Paste extrusion-based 3D printing of fiber-reinforced ultra high-temperature ceramics

Abstract

Ultra–high-temperature ceramics (UHTCs) are valued for their extremely high melting temperatures and resistance to active oxidation. However, their low fracture strengths and the difficulties in shaping them into complex geometries hamper their widespread application. This study aims to fabricate zirconium diboride–silicon carbide (ZrB₂-SiC) composites reinforced with aligned SiC fibers by formulating suspensions containing a preceramic polymer, ZrB₂, and SiC fibers. This study assessed the influence of fiber alignment on electrical and thermal conductivities, as well as on mechanical strength. The results revealed a significant enhancement in thermal conductivity, particularly when the fibers were aligned, effectively doubling it compared with the non-aligned parts. Additionally, increasing the fiber content significantly improved the fracture strength, with composites containing 22.5 vol% fibers reaching fracture strengths over 57 MPa.
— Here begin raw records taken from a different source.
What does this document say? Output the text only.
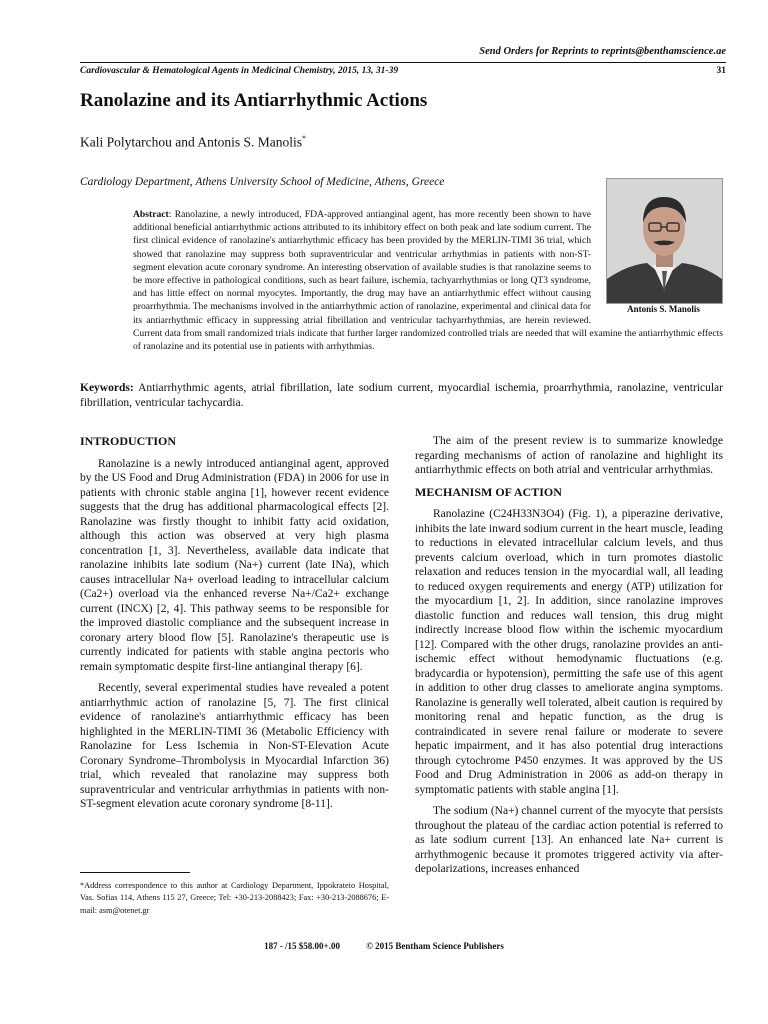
Send Orders for Reprints to reprints@benthamscience.ae
Cardiovascular & Hematological Agents in Medicinal Chemistry, 2015, 13, 31-39	31
Ranolazine and its Antiarrhythmic Actions
Kali Polytarchou and Antonis S. Manolis*
Cardiology Department, Athens University School of Medicine, Athens, Greece
Antonis S. Manolis
Abstract: Ranolazine, a newly introduced, FDA-approved antianginal agent, has more recently been shown to have additional beneficial antiarrhythmic actions attributed to its inhibitory effect on both peak and late sodium current. The first clinical evidence of ranolazine's antiarrhythmic efficacy has been provided by the MERLIN-TIMI 36 trial, which showed that ranolazine may suppress both supraventricular and ventricular arrhythmias in patients with non-ST-segment elevation acute coronary syndrome. An interesting observation of available studies is that ranolazine seems to be more effective in pathological conditions, such as heart failure, ischemia, tachyarrhythmias or long QT3 syndrome, and has little effect on normal myocytes. Importantly, the drug may have an antiarrhythmic effect without causing proarrhythmia. The mechanisms involved in the antiarrhythmic action of ranolazine, experimental and clinical data for its antiarrhythmic efficacy in suppressing atrial fibrillation and ventricular tachyarrhythmias, are herein reviewed. Current data from small randomized trials indicate that further larger randomized controlled trials are needed that will examine the antiarrhythmic effects of ranolazine and its potential use in patients with arrhythmias.
Keywords: Antiarrhythmic agents, atrial fibrillation, late sodium current, myocardial ischemia, proarrhythmia, ranolazine, ventricular fibrillation, ventricular tachycardia.
INTRODUCTION

Ranolazine is a newly introduced antianginal agent, approved by the US Food and Drug Administration (FDA) in 2006 for use in patients with chronic stable angina [1], however recent evidence suggests that the drug has additional pharmacological effects [2]. Ranolazine was firstly thought to inhibit fatty acid oxidation, although this action was observed at very high plasma concentration [1, 3]. Nevertheless, available data indicate that ranolazine inhibits late sodium (Na+) current (late INa), which causes intracellular Na+ overload leading to intracellular calcium (Ca2+) overload via the enhanced reverse Na+/Ca2+ exchange current (INCX) [2, 4]. This pathway seems to be responsible for the improved diastolic compliance and the subsequent increase in coronary artery blood flow [5]. Ranolazine's therapeutic use is currently indicated for patients with stable angina pectoris who remain symptomatic despite first-line antianginal therapy [6].

Recently, several experimental studies have revealed a potent antiarrhythmic action of ranolazine [5, 7]. The first clinical evidence of ranolazine's antiarrhythmic efficacy has been highlighted in the MERLIN-TIMI 36 (Metabolic Efficiency with Ranolazine for Less Ischemia in Non-ST-Elevation Acute Coronary Syndrome–Thrombolysis in Myocardial Infarction 36) trial, which revealed that ranolazine may suppress both supraventricular and ventricular arrhythmias in patients with non-ST-segment elevation acute coronary syndrome [8-11].

*Address correspondence to this author at Cardiology Department, Ippokrateio Hospital, Vas. Sofias 114, Athens 115 27, Greece; Tel: +30-213-2088423; Fax: +30-213-2088676; E-mail: asm@otenet.gr

The aim of the present review is to summarize knowledge regarding mechanisms of action of ranolazine and highlight its antiarrhythmic effects on both atrial and ventricular arrhythmias.

MECHANISM OF ACTION

Ranolazine (C24H33N3O4) (Fig. 1), a piperazine derivative, inhibits the late inward sodium current in the heart muscle, leading to reductions in elevated intracellular calcium levels, and thus prevents calcium overload, which in turn promotes diastolic relaxation and reduces tension in the myocardial wall, all leading to reduced oxygen requirements and energy (ATP) utilization for the myocardium [1, 2]. In addition, since ranolazine improves diastolic function and reduces wall tension, this drug might indirectly increase blood flow within the ischemic myocardium [12]. Compared with the other drugs, ranolazine provides an anti-ischemic effect without hemodynamic fluctuations (e.g. bradycardia or hypotension), permitting the safe use of this agent in addition to other drug classes to ameliorate angina symptoms. Ranolazine is generally well tolerated, albeit caution is required by monitoring renal and hepatic function, as the drug is contraindicated in severe renal failure or moderate to severe hepatic impairment, and it has also potential drug interactions through cytochrome P450 enzymes. It was approved by the US Food and Drug Administration in 2006 as add-on therapy in symptomatic patients with stable angina [1].

The sodium (Na+) channel current of the myocyte that persists throughout the plateau of the cardiac action potential is referred to as late sodium current [13]. An enhanced late Na+ current is arrhythmogenic because it promotes triggered activity via after-depolarizations, increases enhanced

187 - /15 $58.00+.00	© 2015 Bentham Science Publishers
However, the final values did not meet the theoretical expectations because the porosity in pyrolyzed parts exceeded 10%. Furthermore, the study demonstrated a 10-fold increase in electrical conductivity with fiber alignment compared to that for non-aligned composites. These results highlight the capability of paste extrusion-based additive manufacturing in tailoring ultra–high-temperature ceramic matrix composites (UHTCMCs) with aligned fibers, realizing their suitability for aerospace applications.